En 2011-2013, le projet ANR Fabricamig (fabrique des migrations) avait conduit le Centre d'études mexicaines et centraméricaines (CEMCA) à travailler conjointement avec l'Institut français du Proche-Orient (IFPO) sur une étude comparée des migrations en Amérique centrale et sur la rive sud de la Méditerranée .
De telles initiatives sont excellentes et doivent absolument être encouragées par les tutelles des IFRE afin qu'elles puissent se multiplier et ne pas demeurer exceptionnelles . Les réunions régionales des conseillers de coopération et d'action culturelle (CCAC) peuvent être des lieux très utiles de coordination des travaux et projets des IFRE , mais ne sauraient être les seuls lieux d'animation du réseau.
C'est à tous les niveaux administratifs que la mise en réseau des IFRE doit être stimulée : les tutelles doivent régulièrement organiser à Paris des réunions des directeurs , ceux-ci devraient voir figurer dans leurs lettres de mission parmi leurs objectifs celui de développer des partenariats avec d'autres IFRE , a minima au niveau régional, mais également dans une perspective plus large, dans la mesure où de nombreuses problématiques , du réchauffement climatique aux migrations en passant par le terrorisme islamiste concernent tous les continents .

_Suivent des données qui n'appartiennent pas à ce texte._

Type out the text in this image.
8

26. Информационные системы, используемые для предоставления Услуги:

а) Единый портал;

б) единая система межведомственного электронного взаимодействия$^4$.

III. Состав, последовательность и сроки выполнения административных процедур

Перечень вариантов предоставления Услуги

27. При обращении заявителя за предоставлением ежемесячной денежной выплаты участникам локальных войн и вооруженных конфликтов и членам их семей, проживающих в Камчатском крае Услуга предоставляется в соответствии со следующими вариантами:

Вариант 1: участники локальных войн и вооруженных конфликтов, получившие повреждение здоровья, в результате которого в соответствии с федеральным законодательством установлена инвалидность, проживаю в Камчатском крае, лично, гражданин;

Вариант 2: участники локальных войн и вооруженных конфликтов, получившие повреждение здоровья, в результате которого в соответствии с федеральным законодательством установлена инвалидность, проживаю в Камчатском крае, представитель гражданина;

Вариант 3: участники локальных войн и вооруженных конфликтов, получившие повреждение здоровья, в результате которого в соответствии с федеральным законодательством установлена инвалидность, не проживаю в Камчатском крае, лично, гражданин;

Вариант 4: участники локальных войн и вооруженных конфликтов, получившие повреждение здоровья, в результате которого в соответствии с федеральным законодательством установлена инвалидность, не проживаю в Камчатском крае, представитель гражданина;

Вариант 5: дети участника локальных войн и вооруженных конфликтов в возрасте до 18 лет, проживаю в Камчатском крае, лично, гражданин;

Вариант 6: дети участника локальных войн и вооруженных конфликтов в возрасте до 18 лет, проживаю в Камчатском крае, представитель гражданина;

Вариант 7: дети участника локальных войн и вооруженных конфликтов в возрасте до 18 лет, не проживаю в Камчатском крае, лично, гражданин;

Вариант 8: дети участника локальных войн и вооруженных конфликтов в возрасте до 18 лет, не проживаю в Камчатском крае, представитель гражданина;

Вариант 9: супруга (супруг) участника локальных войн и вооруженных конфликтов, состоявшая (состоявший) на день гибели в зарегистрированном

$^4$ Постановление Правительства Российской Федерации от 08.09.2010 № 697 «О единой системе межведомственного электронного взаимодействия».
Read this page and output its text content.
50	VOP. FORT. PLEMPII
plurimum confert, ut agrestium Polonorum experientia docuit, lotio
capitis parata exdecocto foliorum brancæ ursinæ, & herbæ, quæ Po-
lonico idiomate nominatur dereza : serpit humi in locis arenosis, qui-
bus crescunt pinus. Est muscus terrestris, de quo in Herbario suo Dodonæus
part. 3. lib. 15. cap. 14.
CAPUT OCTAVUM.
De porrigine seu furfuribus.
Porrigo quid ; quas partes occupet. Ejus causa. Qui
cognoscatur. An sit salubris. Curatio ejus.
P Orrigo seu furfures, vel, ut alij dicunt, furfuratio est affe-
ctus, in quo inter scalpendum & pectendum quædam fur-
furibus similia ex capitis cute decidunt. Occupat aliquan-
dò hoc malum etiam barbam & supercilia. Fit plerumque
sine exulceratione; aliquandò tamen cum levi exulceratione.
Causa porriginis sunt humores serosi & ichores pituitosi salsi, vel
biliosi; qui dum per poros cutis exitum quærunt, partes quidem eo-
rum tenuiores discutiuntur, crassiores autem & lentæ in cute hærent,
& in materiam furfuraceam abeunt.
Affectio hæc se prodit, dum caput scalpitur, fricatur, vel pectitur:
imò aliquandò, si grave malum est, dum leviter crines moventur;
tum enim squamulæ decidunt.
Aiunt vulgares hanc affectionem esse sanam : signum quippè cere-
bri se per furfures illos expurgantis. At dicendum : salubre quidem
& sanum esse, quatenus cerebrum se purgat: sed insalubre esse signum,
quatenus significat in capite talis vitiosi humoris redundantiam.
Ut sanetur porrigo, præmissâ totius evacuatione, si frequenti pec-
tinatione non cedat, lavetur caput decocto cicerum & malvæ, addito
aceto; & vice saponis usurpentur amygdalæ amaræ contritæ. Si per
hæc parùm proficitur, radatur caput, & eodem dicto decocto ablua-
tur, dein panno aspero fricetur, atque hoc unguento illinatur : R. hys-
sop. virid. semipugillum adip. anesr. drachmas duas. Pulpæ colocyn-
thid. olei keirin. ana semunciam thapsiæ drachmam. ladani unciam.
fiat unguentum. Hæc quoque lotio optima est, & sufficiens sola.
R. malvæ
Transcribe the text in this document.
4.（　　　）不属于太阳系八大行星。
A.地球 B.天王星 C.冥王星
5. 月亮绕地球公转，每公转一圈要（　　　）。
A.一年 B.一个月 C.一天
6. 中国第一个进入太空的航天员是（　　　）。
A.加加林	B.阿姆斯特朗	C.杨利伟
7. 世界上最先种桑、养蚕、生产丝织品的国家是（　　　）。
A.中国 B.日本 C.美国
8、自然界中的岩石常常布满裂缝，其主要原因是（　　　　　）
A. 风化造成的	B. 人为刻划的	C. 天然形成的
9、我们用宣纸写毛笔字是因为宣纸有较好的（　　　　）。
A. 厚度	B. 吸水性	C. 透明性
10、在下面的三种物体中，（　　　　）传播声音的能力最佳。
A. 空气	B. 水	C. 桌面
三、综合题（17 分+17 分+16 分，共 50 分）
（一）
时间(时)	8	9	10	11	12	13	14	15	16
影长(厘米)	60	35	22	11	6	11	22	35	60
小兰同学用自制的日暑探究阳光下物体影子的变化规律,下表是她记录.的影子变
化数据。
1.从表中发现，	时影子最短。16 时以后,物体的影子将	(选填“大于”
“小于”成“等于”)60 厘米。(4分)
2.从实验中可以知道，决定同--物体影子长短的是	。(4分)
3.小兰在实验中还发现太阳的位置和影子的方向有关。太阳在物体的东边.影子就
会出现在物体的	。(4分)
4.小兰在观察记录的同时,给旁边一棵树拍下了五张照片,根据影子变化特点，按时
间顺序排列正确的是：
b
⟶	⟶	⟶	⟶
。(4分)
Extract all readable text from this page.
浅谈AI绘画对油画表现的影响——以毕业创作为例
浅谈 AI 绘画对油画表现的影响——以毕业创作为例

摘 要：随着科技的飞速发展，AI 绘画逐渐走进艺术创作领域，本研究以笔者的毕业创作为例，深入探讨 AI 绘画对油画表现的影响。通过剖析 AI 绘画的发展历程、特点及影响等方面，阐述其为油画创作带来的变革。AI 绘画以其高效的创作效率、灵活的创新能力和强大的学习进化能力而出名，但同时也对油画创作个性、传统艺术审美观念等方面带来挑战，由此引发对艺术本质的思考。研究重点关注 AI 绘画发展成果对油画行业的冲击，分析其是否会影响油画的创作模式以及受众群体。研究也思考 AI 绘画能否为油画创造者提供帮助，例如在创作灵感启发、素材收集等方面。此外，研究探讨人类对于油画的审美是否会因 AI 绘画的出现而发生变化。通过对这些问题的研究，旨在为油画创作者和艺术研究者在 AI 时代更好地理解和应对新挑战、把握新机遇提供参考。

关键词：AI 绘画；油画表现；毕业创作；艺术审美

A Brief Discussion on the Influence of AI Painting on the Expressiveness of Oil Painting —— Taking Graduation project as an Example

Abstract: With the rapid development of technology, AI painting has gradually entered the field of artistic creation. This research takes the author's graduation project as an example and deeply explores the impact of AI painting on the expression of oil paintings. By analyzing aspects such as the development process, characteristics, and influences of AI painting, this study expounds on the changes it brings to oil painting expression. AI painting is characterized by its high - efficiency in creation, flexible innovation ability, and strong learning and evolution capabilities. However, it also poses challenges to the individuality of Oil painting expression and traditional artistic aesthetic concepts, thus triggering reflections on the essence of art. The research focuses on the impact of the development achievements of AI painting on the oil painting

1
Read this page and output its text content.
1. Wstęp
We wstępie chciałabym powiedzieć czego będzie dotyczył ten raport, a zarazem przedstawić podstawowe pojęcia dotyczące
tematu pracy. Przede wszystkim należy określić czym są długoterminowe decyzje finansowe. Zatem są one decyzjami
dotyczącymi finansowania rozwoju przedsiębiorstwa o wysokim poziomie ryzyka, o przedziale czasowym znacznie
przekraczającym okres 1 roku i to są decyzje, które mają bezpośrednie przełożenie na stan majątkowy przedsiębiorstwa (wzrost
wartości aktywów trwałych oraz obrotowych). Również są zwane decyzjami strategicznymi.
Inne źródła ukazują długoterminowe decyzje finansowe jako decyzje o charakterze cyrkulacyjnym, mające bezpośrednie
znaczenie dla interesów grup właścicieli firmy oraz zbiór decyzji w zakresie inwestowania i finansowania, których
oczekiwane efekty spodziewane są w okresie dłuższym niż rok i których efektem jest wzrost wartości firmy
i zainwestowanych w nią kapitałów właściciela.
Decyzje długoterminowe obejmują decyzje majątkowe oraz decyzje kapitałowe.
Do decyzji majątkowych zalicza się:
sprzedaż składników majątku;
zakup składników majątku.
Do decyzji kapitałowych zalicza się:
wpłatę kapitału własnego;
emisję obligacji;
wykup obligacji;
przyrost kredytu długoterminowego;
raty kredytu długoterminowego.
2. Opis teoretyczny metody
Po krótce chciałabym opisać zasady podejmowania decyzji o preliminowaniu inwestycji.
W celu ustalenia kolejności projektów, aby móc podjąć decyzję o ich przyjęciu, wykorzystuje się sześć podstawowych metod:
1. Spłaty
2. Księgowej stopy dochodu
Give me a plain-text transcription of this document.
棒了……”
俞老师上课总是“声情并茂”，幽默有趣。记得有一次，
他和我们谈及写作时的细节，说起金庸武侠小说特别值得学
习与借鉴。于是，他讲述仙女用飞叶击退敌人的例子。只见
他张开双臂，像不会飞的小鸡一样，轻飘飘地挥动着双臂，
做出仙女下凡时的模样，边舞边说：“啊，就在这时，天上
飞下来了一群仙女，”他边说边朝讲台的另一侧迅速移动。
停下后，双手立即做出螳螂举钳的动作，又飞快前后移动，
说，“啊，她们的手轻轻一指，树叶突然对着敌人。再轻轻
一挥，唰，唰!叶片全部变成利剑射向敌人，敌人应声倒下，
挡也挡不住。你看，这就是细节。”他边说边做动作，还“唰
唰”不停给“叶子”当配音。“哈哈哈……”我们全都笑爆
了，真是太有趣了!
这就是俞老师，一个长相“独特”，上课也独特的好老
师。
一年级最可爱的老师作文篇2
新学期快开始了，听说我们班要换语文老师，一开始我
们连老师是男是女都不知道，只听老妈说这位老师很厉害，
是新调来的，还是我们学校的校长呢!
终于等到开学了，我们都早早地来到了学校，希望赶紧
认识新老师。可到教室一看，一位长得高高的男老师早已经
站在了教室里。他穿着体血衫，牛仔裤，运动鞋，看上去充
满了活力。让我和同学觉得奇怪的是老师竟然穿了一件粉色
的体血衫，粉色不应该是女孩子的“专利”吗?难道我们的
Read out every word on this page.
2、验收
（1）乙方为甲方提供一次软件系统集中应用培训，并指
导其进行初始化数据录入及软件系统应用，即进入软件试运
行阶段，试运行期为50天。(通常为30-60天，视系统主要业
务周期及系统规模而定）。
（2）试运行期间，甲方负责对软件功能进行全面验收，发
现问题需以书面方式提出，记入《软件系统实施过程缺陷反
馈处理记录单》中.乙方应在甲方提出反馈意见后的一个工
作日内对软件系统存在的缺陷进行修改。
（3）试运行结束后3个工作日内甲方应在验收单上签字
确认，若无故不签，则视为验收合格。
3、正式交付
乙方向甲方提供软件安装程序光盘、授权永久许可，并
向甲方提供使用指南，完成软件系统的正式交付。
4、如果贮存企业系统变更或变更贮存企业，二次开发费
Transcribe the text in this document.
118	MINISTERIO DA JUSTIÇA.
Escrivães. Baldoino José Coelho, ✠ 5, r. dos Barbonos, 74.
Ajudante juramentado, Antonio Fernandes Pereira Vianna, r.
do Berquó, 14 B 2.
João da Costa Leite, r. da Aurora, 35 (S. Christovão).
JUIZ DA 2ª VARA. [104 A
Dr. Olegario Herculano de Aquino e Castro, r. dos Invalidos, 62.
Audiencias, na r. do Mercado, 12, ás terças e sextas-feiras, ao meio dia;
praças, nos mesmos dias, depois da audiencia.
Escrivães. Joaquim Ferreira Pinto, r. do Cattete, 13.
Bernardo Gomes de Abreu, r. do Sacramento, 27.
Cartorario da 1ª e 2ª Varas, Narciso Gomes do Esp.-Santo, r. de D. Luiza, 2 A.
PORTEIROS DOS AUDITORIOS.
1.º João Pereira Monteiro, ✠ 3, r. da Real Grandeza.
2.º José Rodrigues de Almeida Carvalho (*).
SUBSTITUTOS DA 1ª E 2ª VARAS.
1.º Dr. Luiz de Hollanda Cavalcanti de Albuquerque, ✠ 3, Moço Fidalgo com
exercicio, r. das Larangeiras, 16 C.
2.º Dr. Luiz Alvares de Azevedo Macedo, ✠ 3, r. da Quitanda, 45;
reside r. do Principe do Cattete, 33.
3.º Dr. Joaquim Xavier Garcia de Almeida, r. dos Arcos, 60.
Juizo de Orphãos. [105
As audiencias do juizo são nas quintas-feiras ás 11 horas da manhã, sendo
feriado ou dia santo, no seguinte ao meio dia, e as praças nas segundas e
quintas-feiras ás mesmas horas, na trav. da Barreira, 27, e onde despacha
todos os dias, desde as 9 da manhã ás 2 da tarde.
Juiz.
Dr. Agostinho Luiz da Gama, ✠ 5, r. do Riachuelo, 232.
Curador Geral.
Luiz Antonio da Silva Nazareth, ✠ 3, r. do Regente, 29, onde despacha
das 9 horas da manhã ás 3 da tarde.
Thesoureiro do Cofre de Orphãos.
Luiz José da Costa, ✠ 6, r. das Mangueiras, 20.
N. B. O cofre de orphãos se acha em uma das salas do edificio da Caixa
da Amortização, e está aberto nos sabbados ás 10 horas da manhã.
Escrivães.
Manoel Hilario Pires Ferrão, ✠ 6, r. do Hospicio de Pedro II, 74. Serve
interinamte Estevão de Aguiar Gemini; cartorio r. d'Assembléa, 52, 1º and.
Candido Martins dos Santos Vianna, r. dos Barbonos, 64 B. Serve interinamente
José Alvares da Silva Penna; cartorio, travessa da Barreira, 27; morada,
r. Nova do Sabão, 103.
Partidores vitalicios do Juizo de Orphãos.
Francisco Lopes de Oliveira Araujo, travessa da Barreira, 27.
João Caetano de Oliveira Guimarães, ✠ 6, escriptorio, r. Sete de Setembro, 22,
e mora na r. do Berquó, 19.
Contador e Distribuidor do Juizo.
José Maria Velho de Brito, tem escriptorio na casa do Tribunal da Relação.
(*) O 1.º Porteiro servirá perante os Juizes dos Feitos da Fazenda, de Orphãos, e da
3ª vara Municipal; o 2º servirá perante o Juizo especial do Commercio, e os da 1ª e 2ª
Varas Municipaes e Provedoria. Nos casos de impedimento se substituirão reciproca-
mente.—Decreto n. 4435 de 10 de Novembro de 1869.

Recommandation n° 8 : pour leur permettre d'aborder de concert des problématiques communes et de partager de bonnes pratiques, inciter davantage les IFRE à travailler en réseau , à l'échelle régionale comme mondiale. |
* 19 Recherches sur les radicalisations, les formes de violence qui en résultent et la manière dont les sociétés les préviennent et s'en protègent, alliance Athéna, mars 2016.
* 20 Les programmes Topics and Policy de la Science Policy Centre de la Royal Society en Grande-Bretagne ou le Van Leer Jerusalem Institute en Israël jouent des rôles analogues de « brokers » entre chercheurs et décideurs politiques.